Since the last election, the Tories have been given over five and a half million pounds by unincorporated associations – organisations who don’t declare where their money comes from. They donated £372,000 in the last 3 months alone.

And this money is being funnelled into the Tories’ key marginal seats. In 27 of their key seats, more than half the money raised since 2010 has come from these secretive clubs.

It's no wonder they need this shady money. In three quarters of their most marginal seats, their membership is falling.

We may be outspent, but we won’t be out-organised or out-campaigned. They want to buy the election. We’re fighting to win it.

We’re ahead of them on selections – we’ve already selected three quarters of the candidates we need. The Tories have only filled one third of their vacancies.

And it seems that every time they select a candidate, another of their MPs resigns.

We’ve got more members than the Tories and the Lib Dems put together. We’ve got activists out on the doorsteps in our key seats, rain or shine. Working hard and campaigning all over the country.

And we’re recruiting even more – which is why Gloria de Piero and Jonathan Ashworth last week launched Labour's Seaside Express.
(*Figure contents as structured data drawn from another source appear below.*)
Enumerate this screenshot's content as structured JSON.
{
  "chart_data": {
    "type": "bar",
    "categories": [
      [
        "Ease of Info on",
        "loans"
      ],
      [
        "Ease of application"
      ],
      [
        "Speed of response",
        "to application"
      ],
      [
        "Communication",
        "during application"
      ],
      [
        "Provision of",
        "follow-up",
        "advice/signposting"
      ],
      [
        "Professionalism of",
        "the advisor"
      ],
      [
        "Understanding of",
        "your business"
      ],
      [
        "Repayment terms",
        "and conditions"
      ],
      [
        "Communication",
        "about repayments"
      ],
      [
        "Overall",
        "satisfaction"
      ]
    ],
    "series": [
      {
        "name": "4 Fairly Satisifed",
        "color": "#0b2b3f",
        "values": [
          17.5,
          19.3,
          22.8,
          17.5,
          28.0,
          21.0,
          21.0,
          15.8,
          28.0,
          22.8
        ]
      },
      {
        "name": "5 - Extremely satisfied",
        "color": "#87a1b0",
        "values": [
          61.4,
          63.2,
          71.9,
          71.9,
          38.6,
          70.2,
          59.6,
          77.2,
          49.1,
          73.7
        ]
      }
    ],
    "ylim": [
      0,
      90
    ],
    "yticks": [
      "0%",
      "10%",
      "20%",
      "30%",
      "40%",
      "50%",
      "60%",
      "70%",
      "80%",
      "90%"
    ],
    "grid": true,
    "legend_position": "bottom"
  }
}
They even managed to attract a Tory mole to join them. Unfortunately for him, he was unmasked when he forgot what his own name was supposed to be.

Even Grant Shapps remembers when he’s supposed to be calling himself Michael Green.

But everyone who supports Labour is welcome to join our new Registered Supporters scheme, part of Ed Miliband’s party reforms, doing even more to reach out and involve more people in our party.

The Tories are bankrolled by a few millionaires – but we are a movement of millions of working people.

What’s at stake in this election is nothing less than the future of the country. Your vote in 2015 will help to define what Britain looks like, not just in 2020, but for decades to come.

We’ve set out the Choice. Now we have to fight for a Labour future.